Is the Stakeholderism Debate Over? Here’s Why It Shouldn’t Be.

January 14, 2021

Just before Christmas, strategy + business declared stakeholderism the new corporate law of the land. They published a piece boldly entitled, “The stakeholder-shareholder debate is over.” Is it? And if is, is that a good thing?

Fundamentally, stakeholderism isn’t a stand-alone philosophy on how to a run a business. Stakeholderism is really about opposition to Milton Friedman’s declaration on shareholder primacy. Friedman maintained that companies promote social good best when they put shareholders’ interests first. By contrast, stakeholderism doesn’t say any specific interests should be prioritized. Instead, it says they all should, from employees, to customers, to the environment, to communities, to suppliers… the list goes on. But as the CEO of Levi Strauss succinctly put it, “if you stand for everything, you stand for nothing.”

For that reason, at the end of the day, stakeholderism is one of two things. First, it may be purely PR. CEOs may issue statements purporting to support a certain stakeholder’s interests, but because a stakeholder can be anything or anyone, there’s no accountability mechanism. For instance, if a company decides to open a processing plant in rural Idaho, the CEO can laud the move as “in the interests of the rural community, an important stakeholder that will see 15,000 new jobs.” If a company decides to close a processing plant in rural Idaho, the CEO can declare the move “protects the fragile Idaho environment, a critical stakeholder as we seek to end our adverse climate impact.” The decision to open or close a processing plant actually comes down corporate profitability. The only change stakeholderism makes is whether a company is honest about it.

Stakeholderism Makes a New Political Class

Alternatively, stakeholderism might be more than PR – and it might have more detrimental consequences. For years, companies have been under mounting pressure from political activists who become shareholders so they can introduce resolutions that have nothing to do with the company’s fiduciary responsibilities. In fact, sometimes the resolutions directly undermine those responsibilities. One of the leading organizations in the activist-turned-shareholder space is As You Sow, which introduces new resolutions every year on climate change, lobbying, diversity, and more. As You Sow asked ExxonMobil to produce reports on how it will “reduce its contribution to climate change.” Exxon is an oil company. How could Exxon possibly stay profitable, without completely changing its business model and hurting shareholders, under such dictates?

In the context of this political pressure, stakeholderism enters stage left, and it looks like a get-out-of-jail-free card. By giving CEOs an opportunity to tell their attackers the company is simply acting in the interests of a particular stakeholder, they respond in political language to political criticisms. In effect, they choose the winners and losers of their corporate policy. CEOs become de facto political figures.

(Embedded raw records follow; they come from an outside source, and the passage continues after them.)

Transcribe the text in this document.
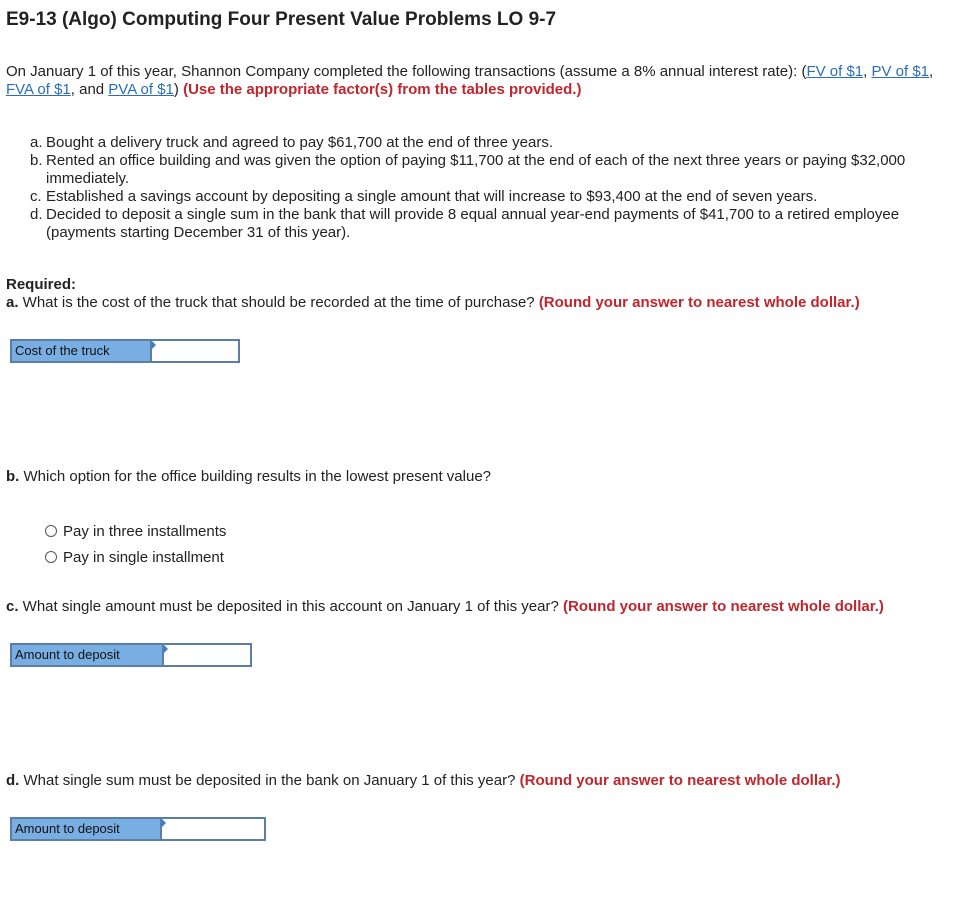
E9-13 (Algo) Computing Four Present Value Problems LO 9-7
On January 1 of this year, Shannon Company completed the following transactions (assume a 8% annual interest rate): (FV of $1, PV of $1, FVA of $1, and PVA of $1) (Use the appropriate factor(s) from the tables provided.)
a. Bought a delivery truck and agreed to pay $61,700 at the end of three years.
b. Rented an office building and was given the option of paying $11,700 at the end of each of the next three years or paying $32,000 immediately.
c. Established a savings account by depositing a single amount that will increase to $93,400 at the end of seven years.
d. Decided to deposit a single sum in the bank that will provide 8 equal annual year-end payments of $41,700 to a retired employee (payments starting December 31 of this year).
Required:
a. What is the cost of the truck that should be recorded at the time of purchase? (Round your answer to nearest whole dollar.)
Cost of the truck
b. Which option for the office building results in the lowest present value?
Pay in three installments
Pay in single installment
c. What single amount must be deposited in this account on January 1 of this year? (Round your answer to nearest whole dollar.)
Amount to deposit
d. What single sum must be deposited in the bank on January 1 of this year? (Round your answer to nearest whole dollar.)
Amount to deposit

Even stakeholderism’s fiercest proponents acknowledge that it will result in the making of millions of new pseudo-politicians. In the strategy + business article, the writer declares, “CEOs are becoming more like politicians, who have to be prepared to answer questions on just about any aspect of society.” But surely, the last thing our country’s institutions need is more politicians. Do we really want CEOs to become hypocrites to survive in the new hyper-political corporate order? Do we want CEOs to contribute to the conversation in their official capacity every time there’s a national problem, one that doesn’t actually impact their business, profitability, or their shareholders? Is that really beneficial to a deeply polarized country?

More Honesty, Not More Politicians

Honest discourse from our leaders – in both the corporate and political sphere – is swiftly becoming a relic of the past. The surest way to provoke honesty and accountability for corporate leaders is to reinvigorate shareholder primacy. When companies are accountable to their shareholders, they prioritize the individual investors, who make up an increasing share of the stock market, who own 401ks, Roth IRAs, and HSAs invested in the company. When companies aren’t accountable to their shareholders but rather to nebulous “stakeholders,” they’re in fact accountable to no one. In a scenario where the “stakeholderism debate is over,” no one really wins.